Though Moorman is heading to the game to root for the Bills, he does have Jaguars connections: He played in Buffalo for Jacksonville’s head coach, Doug Marrone, and is close with the team’s offensive coordinator, Nathaniel Hackett, who was an assistant with the Bills. His former teammates Marcell Dareus and Paul Posluszny play for the Jags, and Moorman’s Buffalo-based nonprofit, the PUNT Foundation, has worked with the charity founded by Tom Coughlin, who heads Jacksonville’s football operation.
The media coverage in Jacksonville this week has been heavy, Moorman said, but the buzz is nothing like he knows it is in Buffalo — or imagined it would be, had his own teams ever made the playoffs.
“Buffalo is like a college town,” Moorman said. “When I was playing, we always said, 'Once we make the playoffs, this place is gonna go nuts.' We were close a few times and you could see it boiling up and start to bubble over for the town ready to explode. So I can only imagine what it’s like in that area right now.”
While Sunday’s game will feel like a Buffalo reunion of sorts for Moorman, he hasn’t been starved for Western New York connection. He visits the Buffalo area frequently for work related to the PUNT Foundation, which he founded in 2004 with his wife Amber to support kids and families facing cancer. He was in town just before Christmas for the PUNT's Gift Giving Celebration, where approximately 100 donors bought Christmas presents for 46 families.
Moorman was heartened this week to see a handful of Bills fans match their donations to the Cincinnati Bengals quarterback Andy Dalton's charity, which benefits children and families in Cincinnati and Fort Worth, Texas, by giving to the PUNT Foundation as well.
“We’ve seen an outpouring of support as well,” Moorman said, but clarified: “Nothing along the lines of a quarter-million dollars.”

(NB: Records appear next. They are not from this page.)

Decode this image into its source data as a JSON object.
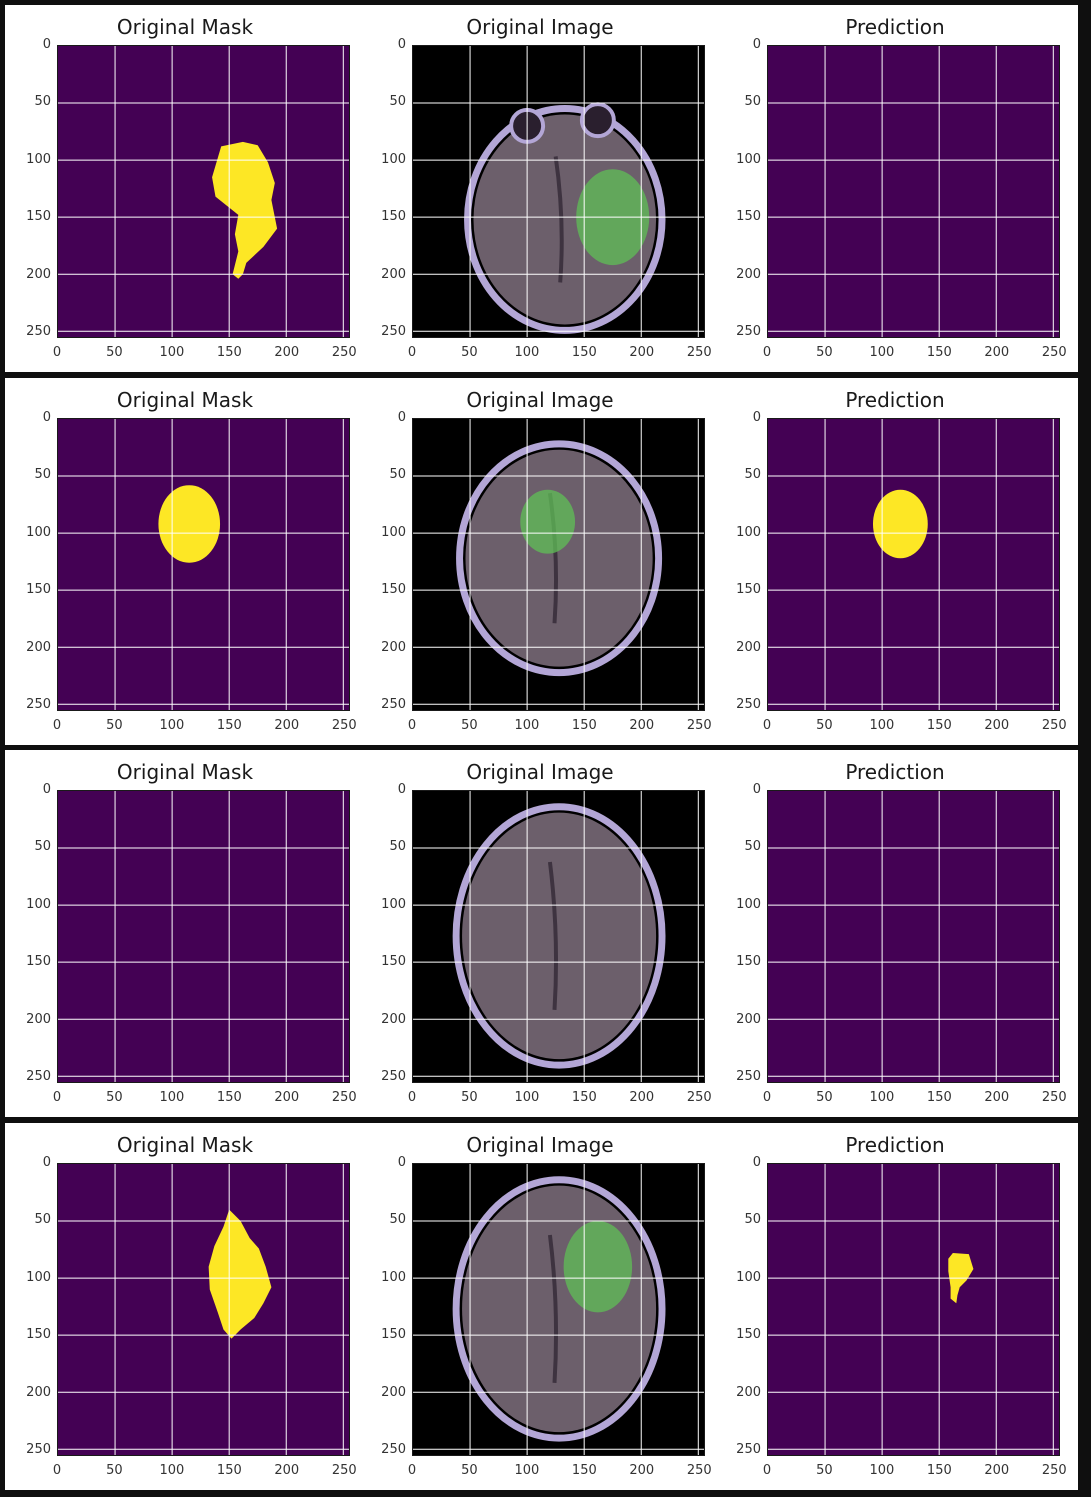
{
  "colors": {
    "background": "#440154",
    "mask": "#fde725",
    "grid": "#ffffff",
    "scan_black": "#000000",
    "brain_tissue": "#6c5f6b",
    "skull": "#b3a6d6",
    "tumor_green": "#5fbf55"
  },
  "chart_data": {
    "type": "heatmap",
    "panel_titles": [
      "Original Mask",
      "Original Image",
      "Prediction"
    ],
    "x_ticks": [
      "0",
      "50",
      "100",
      "150",
      "200",
      "250"
    ],
    "y_ticks": [
      "0",
      "50",
      "100",
      "150",
      "200",
      "250"
    ],
    "xlim": [
      0,
      255
    ],
    "ylim": [
      255,
      0
    ],
    "grid": true,
    "samples": [
      {
        "original_mask": [
          {
            "kind": "polygon",
            "points": [
              [
                143,
                88
              ],
              [
                162,
                84
              ],
              [
                175,
                87
              ],
              [
                184,
                102
              ],
              [
                190,
                120
              ],
              [
                187,
                135
              ],
              [
                192,
                160
              ],
              [
                180,
                176
              ],
              [
                165,
                190
              ],
              [
                162,
                200
              ],
              [
                158,
                204
              ],
              [
                153,
                200
              ],
              [
                158,
                180
              ],
              [
                155,
                165
              ],
              [
                158,
                148
              ],
              [
                148,
                140
              ],
              [
                138,
                132
              ],
              [
                135,
                115
              ]
            ]
          }
        ],
        "original_image": {
          "brain": {
            "cx": 133,
            "cy": 152,
            "rx": 80,
            "ry": 92
          },
          "tumor": {
            "cx": 175,
            "cy": 150,
            "rx": 32,
            "ry": 42
          },
          "orbits": [
            [
              100,
              70
            ],
            [
              162,
              65
            ]
          ]
        },
        "prediction": []
      },
      {
        "original_mask": [
          {
            "kind": "ellipse",
            "cx": 115,
            "cy": 92,
            "rx": 27,
            "ry": 34
          }
        ],
        "original_image": {
          "brain": {
            "cx": 128,
            "cy": 122,
            "rx": 82,
            "ry": 95
          },
          "tumor": {
            "cx": 118,
            "cy": 90,
            "rx": 24,
            "ry": 28
          }
        },
        "prediction": [
          {
            "kind": "ellipse",
            "cx": 116,
            "cy": 92,
            "rx": 24,
            "ry": 30
          }
        ]
      },
      {
        "original_mask": [],
        "original_image": {
          "brain": {
            "cx": 128,
            "cy": 127,
            "rx": 85,
            "ry": 108
          }
        },
        "prediction": []
      },
      {
        "original_mask": [
          {
            "kind": "polygon",
            "points": [
              [
                150,
                40
              ],
              [
                160,
                50
              ],
              [
                168,
                65
              ],
              [
                176,
                74
              ],
              [
                182,
                90
              ],
              [
                187,
                108
              ],
              [
                180,
                122
              ],
              [
                172,
                135
              ],
              [
                160,
                145
              ],
              [
                152,
                153
              ],
              [
                145,
                145
              ],
              [
                140,
                130
              ],
              [
                133,
                110
              ],
              [
                132,
                90
              ],
              [
                137,
                72
              ],
              [
                145,
                55
              ]
            ]
          }
        ],
        "original_image": {
          "brain": {
            "cx": 128,
            "cy": 127,
            "rx": 85,
            "ry": 108
          },
          "tumor": {
            "cx": 162,
            "cy": 90,
            "rx": 30,
            "ry": 40
          }
        },
        "prediction": [
          {
            "kind": "polygon",
            "points": [
              [
                162,
                78
              ],
              [
                176,
                79
              ],
              [
                180,
                92
              ],
              [
                174,
                102
              ],
              [
                168,
                108
              ],
              [
                166,
                115
              ],
              [
                165,
                122
              ],
              [
                160,
                118
              ],
              [
                160,
                108
              ],
              [
                158,
                94
              ],
              [
                158,
                83
              ]
            ]
          }
        ]
      }
    ]
  }
}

At the time of Moorman's call to The News, Bills fans had donated nearly $250,000 to the Andy & Jordan Dalton Foundation to celebrate the quarterback's game-winning touchdown pass that knocked the Baltimore Ravens out of the playoffs and pushed in the Bills. By the next afternoon, those donations reached nearly $300,000, mostly made in $17 increments (a nod to the number of consecutive seasons the Bills missed the playoffs).
“It doesn’t surprise me,” Moorman said. “Obviously, Bills fans are passionate — I think that’s an understatement.”
On Jan. 4, PUNT’s executive director, Gwen Mysiak told The News that the foundation had received just over $700 in donations from 30-some donors.
“The gestures have been touching,” Mysiak said. “Each one is coming in with a nice little message saying, ‘We’re grateful for what you do locally,’ and, ‘Brian, we know you played your heart out.’ They recognize that Brian never saw a playoff game, but left his heart and soul here.”
Moorman was touched by the messages and, in a couple of cases, the down-to-the-penny details. Some fans donated $17.08 to the PUNT Foundation, with the eight cents paying tribute to Moorman, who wore jersey No. 8.
“(It) was very humbling, and very nice,” he said. ‘The fans are pretty amazing.”